İşin doğrusu şu: Okuyan insan “Adam gibi adam” olma yolunda ilerliyor. Okumayan, ya da âlimlerin rahle-i tedrisinden geçmeyen, cahilliği meslek edinenler de “odun gibi adam” oluyorlar. Yani şeklen insanlar. Sadece insana benziyorlar. Ancak hareketleri, davranışları, hal ve tavırları bazan canavarlar gibi, bazan hayvanlar gibi, bazan hayvandan da aşağı… Siz masum hayvanları vahşice öldürenlere, cam şişeyi yola atıp parçalayanlara ve araçların kaza yapmasına davetiye çıkaranlara, elindeki bıçakla 160 aracın tekerini patlatanlara, tecavüz edenlere, kâtillere, civarımızda görüldüğü gibi durmaksızın Müslüman katledenlere nasıl insan dersiniz? Onlar şeklen insan. Ancak özde hayvanlardan da aşağı. Ya da elbise giydirilmiş kütük…

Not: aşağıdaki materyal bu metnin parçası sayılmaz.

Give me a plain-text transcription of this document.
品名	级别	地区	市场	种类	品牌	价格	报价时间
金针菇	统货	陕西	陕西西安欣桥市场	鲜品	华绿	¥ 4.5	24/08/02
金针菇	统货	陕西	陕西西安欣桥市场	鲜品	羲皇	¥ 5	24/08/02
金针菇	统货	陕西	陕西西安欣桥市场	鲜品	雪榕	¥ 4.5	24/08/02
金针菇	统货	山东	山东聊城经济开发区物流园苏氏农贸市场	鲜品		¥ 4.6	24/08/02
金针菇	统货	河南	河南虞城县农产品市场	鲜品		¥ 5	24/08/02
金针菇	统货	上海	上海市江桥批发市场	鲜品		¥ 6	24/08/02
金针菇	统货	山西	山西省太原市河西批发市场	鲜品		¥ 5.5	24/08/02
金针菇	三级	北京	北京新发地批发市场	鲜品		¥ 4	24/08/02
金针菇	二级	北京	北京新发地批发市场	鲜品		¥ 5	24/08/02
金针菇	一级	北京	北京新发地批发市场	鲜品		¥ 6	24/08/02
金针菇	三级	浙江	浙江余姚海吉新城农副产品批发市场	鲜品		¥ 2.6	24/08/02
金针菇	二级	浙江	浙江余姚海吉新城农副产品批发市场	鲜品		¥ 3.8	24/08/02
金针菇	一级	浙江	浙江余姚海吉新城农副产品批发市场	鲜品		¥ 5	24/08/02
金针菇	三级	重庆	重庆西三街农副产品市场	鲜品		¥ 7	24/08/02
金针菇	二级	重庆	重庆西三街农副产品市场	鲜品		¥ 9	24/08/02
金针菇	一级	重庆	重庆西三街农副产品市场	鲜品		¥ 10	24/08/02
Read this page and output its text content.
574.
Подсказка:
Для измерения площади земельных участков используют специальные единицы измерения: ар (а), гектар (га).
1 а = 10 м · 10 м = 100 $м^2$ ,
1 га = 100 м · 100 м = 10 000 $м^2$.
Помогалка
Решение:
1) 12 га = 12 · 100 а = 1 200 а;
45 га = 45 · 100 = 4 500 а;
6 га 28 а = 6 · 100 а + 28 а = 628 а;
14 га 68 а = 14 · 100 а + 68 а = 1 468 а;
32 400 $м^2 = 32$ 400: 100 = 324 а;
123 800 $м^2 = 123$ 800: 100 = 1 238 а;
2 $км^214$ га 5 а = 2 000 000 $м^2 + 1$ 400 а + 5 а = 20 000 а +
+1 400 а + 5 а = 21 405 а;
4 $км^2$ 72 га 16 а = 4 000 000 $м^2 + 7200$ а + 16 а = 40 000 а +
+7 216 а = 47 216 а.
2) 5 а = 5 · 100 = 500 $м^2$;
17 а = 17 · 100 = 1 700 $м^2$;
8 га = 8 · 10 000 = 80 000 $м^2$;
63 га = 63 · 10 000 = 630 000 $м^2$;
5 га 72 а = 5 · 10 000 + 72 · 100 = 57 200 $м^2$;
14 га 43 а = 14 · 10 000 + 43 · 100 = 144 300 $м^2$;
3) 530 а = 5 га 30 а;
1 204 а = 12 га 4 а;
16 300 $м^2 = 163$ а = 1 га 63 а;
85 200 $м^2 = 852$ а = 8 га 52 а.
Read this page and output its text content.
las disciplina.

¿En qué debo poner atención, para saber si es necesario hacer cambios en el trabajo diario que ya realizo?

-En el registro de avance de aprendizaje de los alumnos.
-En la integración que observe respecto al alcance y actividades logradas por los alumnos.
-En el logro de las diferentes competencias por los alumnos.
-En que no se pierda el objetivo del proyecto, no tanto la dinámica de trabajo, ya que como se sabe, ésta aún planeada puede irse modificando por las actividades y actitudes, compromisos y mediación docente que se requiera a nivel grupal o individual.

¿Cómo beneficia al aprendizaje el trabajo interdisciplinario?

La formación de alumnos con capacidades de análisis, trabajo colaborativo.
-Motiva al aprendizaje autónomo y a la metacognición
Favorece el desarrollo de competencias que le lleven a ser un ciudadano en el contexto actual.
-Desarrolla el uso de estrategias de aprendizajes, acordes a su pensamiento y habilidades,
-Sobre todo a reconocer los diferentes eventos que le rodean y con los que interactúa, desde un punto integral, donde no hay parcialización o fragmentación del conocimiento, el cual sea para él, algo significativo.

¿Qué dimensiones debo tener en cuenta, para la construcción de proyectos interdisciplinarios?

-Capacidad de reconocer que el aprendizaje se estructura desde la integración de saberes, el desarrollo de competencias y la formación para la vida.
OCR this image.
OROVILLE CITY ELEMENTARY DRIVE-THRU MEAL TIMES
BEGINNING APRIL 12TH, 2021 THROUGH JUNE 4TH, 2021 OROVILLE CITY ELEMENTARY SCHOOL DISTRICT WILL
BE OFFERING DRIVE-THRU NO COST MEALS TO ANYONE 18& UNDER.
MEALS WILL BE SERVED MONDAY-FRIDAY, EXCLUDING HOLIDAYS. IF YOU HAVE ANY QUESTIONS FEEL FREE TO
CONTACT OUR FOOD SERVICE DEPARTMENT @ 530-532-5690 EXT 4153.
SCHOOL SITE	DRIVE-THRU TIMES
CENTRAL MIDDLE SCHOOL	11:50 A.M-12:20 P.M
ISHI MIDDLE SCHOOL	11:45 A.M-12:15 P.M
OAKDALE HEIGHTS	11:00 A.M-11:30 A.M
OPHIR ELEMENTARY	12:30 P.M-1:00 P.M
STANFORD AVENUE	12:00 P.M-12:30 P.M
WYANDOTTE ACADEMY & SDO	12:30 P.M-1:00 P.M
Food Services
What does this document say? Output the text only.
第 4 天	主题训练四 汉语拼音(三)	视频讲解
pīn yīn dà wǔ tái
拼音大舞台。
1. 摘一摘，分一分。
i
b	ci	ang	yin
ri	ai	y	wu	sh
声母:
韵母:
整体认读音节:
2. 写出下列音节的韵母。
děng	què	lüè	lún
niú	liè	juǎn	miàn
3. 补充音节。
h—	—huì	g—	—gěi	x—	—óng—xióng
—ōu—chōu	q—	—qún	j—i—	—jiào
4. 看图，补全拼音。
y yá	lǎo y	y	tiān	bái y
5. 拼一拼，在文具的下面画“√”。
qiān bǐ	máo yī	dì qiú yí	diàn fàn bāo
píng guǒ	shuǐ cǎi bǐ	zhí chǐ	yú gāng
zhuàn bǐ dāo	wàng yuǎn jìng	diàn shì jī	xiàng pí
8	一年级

Cenab-ı Hak, Ahsen-i Takvim sûretinde yarattığı bütün insanlardan niçin “gerçek insan”, “adam gibi adam” olmaya çalışmadıklarını soracak. İşte Kur’an-ı Kerim, işte Peygamber Efendimizin (A.S.M.) örnek hayatı. İşte on binlerce âlimin telif ettiği yüz binlerce hazine değerindeki eserler. Okumayanlara, öğrenmeyenlere, öğrenmeye çalışmayanlara, sadece hayvanlar gibi, midesini, şehvetini, hayvanî hislerini düşünenlere ne demeli? Onlara insan demek insan sıfatına hakâret olmaz mı?